Jakob Lorber: ''Das große Evangelium Johannes', Band 2, Kapitel 65


Sagen von Berggeistern. Über Zauberei.

01] Sagt Kisjonah: »Ja, Herr, ich habe sie ganz verstanden, und das um so mehr, weil mir von meinen Bergleuten, die in meinen Bergschächten allerlei Erz graben, solche Dinge schon gar oft erzählt worden sind, wie ihnen manchmal Brot und Wein weggekommen sei und sie nicht wußten, wer unter ihnen sich etwa solch einen Diebesscherz mochte gemacht haben! Wenn die hungrigen Bergleute dann recht ärgerlich wurden, so vernahmen sie nicht selten ein schallendes Gelächter, und einige von ihnen wollen auch kinderkleine Menschengestalten vor ihnen herhüpfen gesehen haben, und zwar der Farbe nach blaue, rote, grüne, gelbe und auch ganz schwarze.

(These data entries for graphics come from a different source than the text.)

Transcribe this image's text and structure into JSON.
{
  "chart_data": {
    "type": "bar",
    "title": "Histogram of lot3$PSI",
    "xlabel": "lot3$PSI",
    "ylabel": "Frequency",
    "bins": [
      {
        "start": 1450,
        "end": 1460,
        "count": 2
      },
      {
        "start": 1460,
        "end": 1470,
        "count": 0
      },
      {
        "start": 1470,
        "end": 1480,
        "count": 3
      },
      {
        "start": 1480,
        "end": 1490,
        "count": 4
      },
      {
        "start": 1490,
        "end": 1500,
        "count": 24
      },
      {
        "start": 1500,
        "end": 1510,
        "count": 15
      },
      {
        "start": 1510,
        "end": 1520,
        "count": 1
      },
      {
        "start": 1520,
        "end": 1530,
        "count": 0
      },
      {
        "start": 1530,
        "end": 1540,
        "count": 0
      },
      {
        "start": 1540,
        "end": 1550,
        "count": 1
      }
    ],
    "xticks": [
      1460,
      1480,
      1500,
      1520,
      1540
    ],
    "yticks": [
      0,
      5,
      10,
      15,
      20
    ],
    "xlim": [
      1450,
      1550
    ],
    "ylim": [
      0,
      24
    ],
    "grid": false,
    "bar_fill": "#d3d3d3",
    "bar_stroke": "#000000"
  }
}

02] Also erzählte mir auch erst unlängst mein ältester Bergmann, daß ihm ein blaues Männchen geraten haben soll, künftighin Brot und Wein bei sich in einer umgehängten Ledertasche zu tragen, so würden sich die hungrigen Berggesellen desselben nicht bemächtigen können. Und also solle auch niemand in den Schächten der Berge zu laut reden, durchaus nicht pfeifen oder gar fluchen; denn alles das möchten die Berggesellen nicht vertragen und täten darum allen jenen, die solches Gebot nicht halten möchten, Übles! Auch solle niemand lachen in der Berge Tiefe; denn das Lachen könnten die Gesellen auch nicht vertragen. So meine Bergleute manchmal Brot und Wein den Berggesellen überlassen wollten, so würden ihnen dafür die Berggesellen in reicher Auffindung edler Metalle behilflich sein.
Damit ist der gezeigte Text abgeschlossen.